Questo calcolo sembra molto semplice, quasi infantile. Eppure, rappresenta una sfida per molti adulti, perché tendiamo ad andare troppo veloci e a dimenticare l'ordine delle operazioni imparato a scuola.

A prima vista, sembra un calcolo da fare a un bambino. Qualche numero, segni più e meno, una moltiplicazione... niente di complicato. Eppure, questo semplice esercizio mette in difficoltà moltissimi adulti. Perché? Perché tendiamo tutti ad avere fretta, a calcolare seguendo l'ordine in cui leggiamo le operazioni, senza pensare alle regole che abbiamo imparato a scuola. Ed è proprio lì che si annida la trappola.

Il problema che fa inciampare tutti

Ecco il calcolo:

15 – 3 × 4 + 6 = ?

Provate a farlo mentalmente per qualche secondo, senza calcolatrice, come se foste in classe. Molti ottengono 54, 48 o persino 18... quando il risultato corretto è completamente diverso. Il problema non risiede nel calcolo in sé, ma nel metodo.

In matematica esiste una regola molto importante che spesso viene dimenticata col tempo:  l'ordine delle operazioni .

L'ordine delle operazioni: la regola da non dimenticare mai

Quando in un calcolo sono presenti diverse operazioni, non si procede da sinistra a destra. È necessario seguire un ordine specifico:

Moltiplicazione e divisione;
addizione e sottrazione

Ciò significa che la moltiplicazione deve essere eseguita prima dell'addizione o della sottrazione, anche se si trova nel mezzo del calcolo.
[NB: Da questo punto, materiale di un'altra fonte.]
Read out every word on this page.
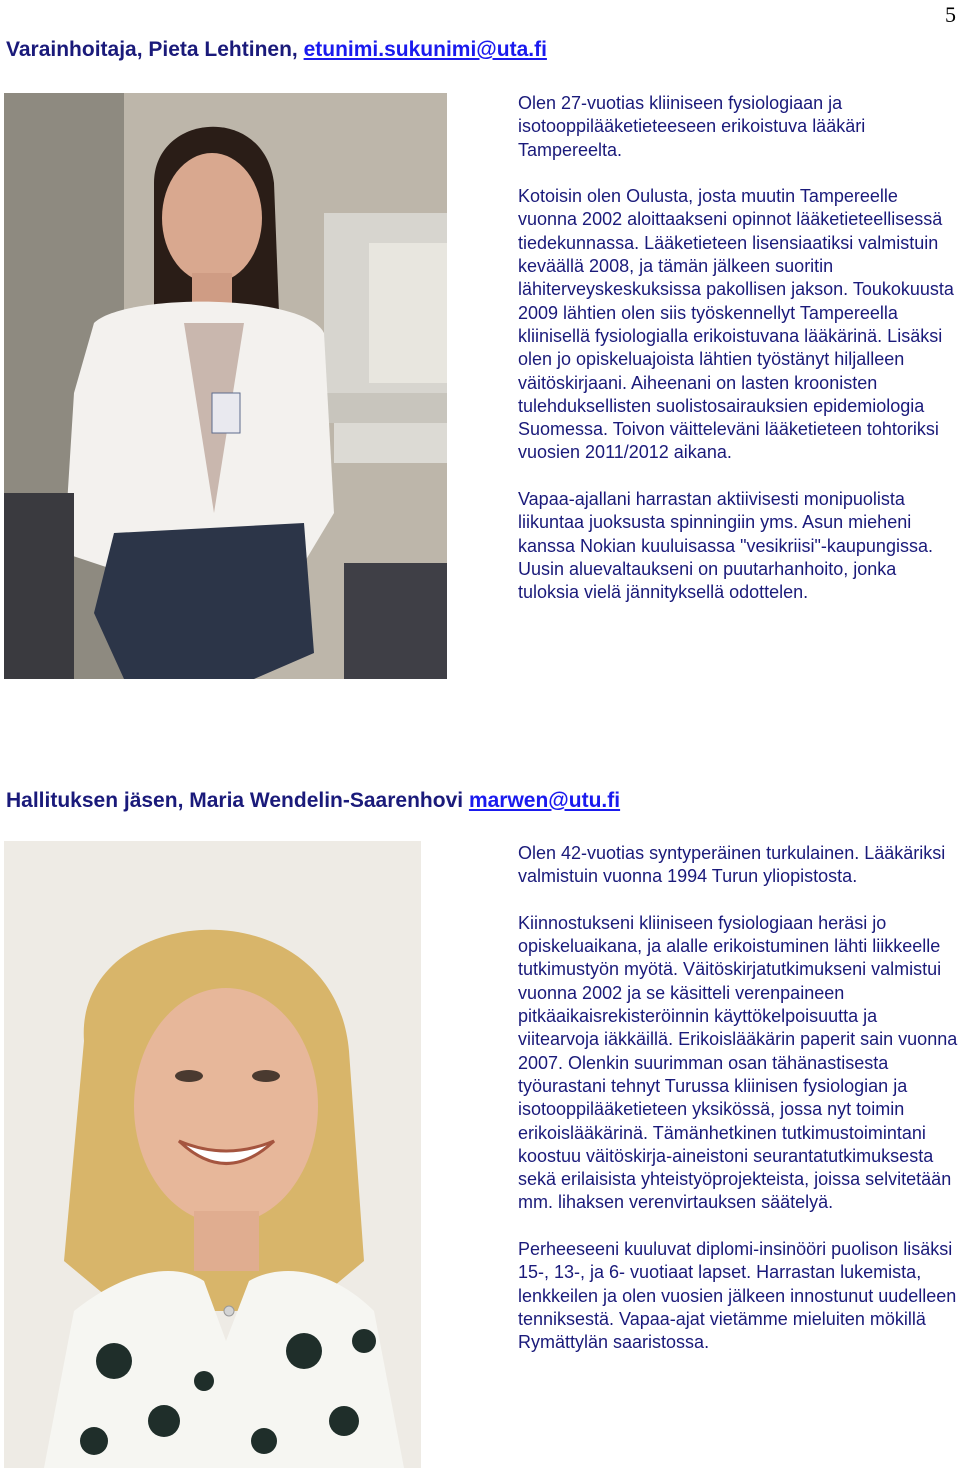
5
Varainhoitaja, Pieta Lehtinen, etunimi.sukunimi@uta.fi

Olen 27-vuotias kliiniseen fysiologiaan ja isotooppilääketieteeseen erikoistuva lääkäri Tampereelta.

Kotoisin olen Oulusta, josta muutin Tampereelle vuonna 2002 aloittaakseni opinnot lääketieteellisessä tiedekunnassa. Lääketieteen lisensiaatiksi valmistuin keväällä 2008, ja tämän jälkeen suoritin lähiterveyskeskuksissa pakollisen jakson. Toukokuusta 2009 lähtien olen siis työskennellyt Tampereella kliinisellä fysiologialla erikoistuvana lääkärinä. Lisäksi olen jo opiskeluajoista lähtien työstänyt hiljalleen väitöskirjaani. Aiheenani on lasten kroonisten tulehduksellisten suolistosairauksien epidemiologia Suomessa. Toivon väitteleväni lääketieteen tohtoriksi vuosien 2011/2012 aikana.

Vapaa-ajallani harrastan aktiivisesti monipuolista liikuntaa juoksusta spinningiin yms. Asun mieheni kanssa Nokian kuuluisassa "vesikriisi"-kaupungissa. Uusin aluevaltaukseni on puutarhanhoito, jonka tuloksia vielä jännityksellä odottelen.

Hallituksen jäsen, Maria Wendelin-Saarenhovi marwen@utu.fi

Olen 42-vuotias syntyperäinen turkulainen. Lääkäriksi valmistuin vuonna 1994 Turun yliopistosta.

Kiinnostukseni kliiniseen fysiologiaan heräsi jo opiskeluaikana, ja alalle erikoistuminen lähti liikkeelle tutkimustyön myötä. Väitöskirjatutkimukseni valmistui vuonna 2002 ja se käsitteli verenpaineen pitkäaikaisrekisteröinnin käyttökelpoisuutta ja viitearvoja iäkkäillä. Erikoislääkärin paperit sain vuonna 2007. Olenkin suurimman osan tähänastisesta työurastani tehnyt Turussa kliinisen fysiologian ja isotooppilääketieteen yksikössä, jossa nyt toimin erikoislääkärinä. Tämänhetkinen tutkimustoimintani koostuu väitöskirja-aineistoni seurantatutkimuksesta sekä erilaisista yhteistyöprojekteista, joissa selvitetään mm. lihaksen verenvirtauksen säätelyä.

Perheeseeni kuuluvat diplomi-insinööri puolison lisäksi 15-, 13-, ja 6- vuotiaat lapset. Harrastan lukemista, lenkkeilen ja olen vuosien jälkeen innostunut uudelleen tenniksestä. Vapaa-ajat vietämme mieluiten mökillä Rymättylän saaristossa.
È questa regola che cambia completamente il risultato.

Risolviamo il calcolo passo dopo passo

Rivediamo il calcolo:

15 – 3 × 4 + 6

Il primo passo consiste nell'eseguire la moltiplicazione:

3 × 4 = 12

Il calcolo diventa quindi:

15 – 12 + 6

Solo ora possiamo calcolare da sinistra a destra:

15 – 12 = 3
3 + 6 = 9

Il risultato finale è quindi 9.

Non era poi così complicato, ma bisognava comunque ricordarsi di fare prima la moltiplicazione.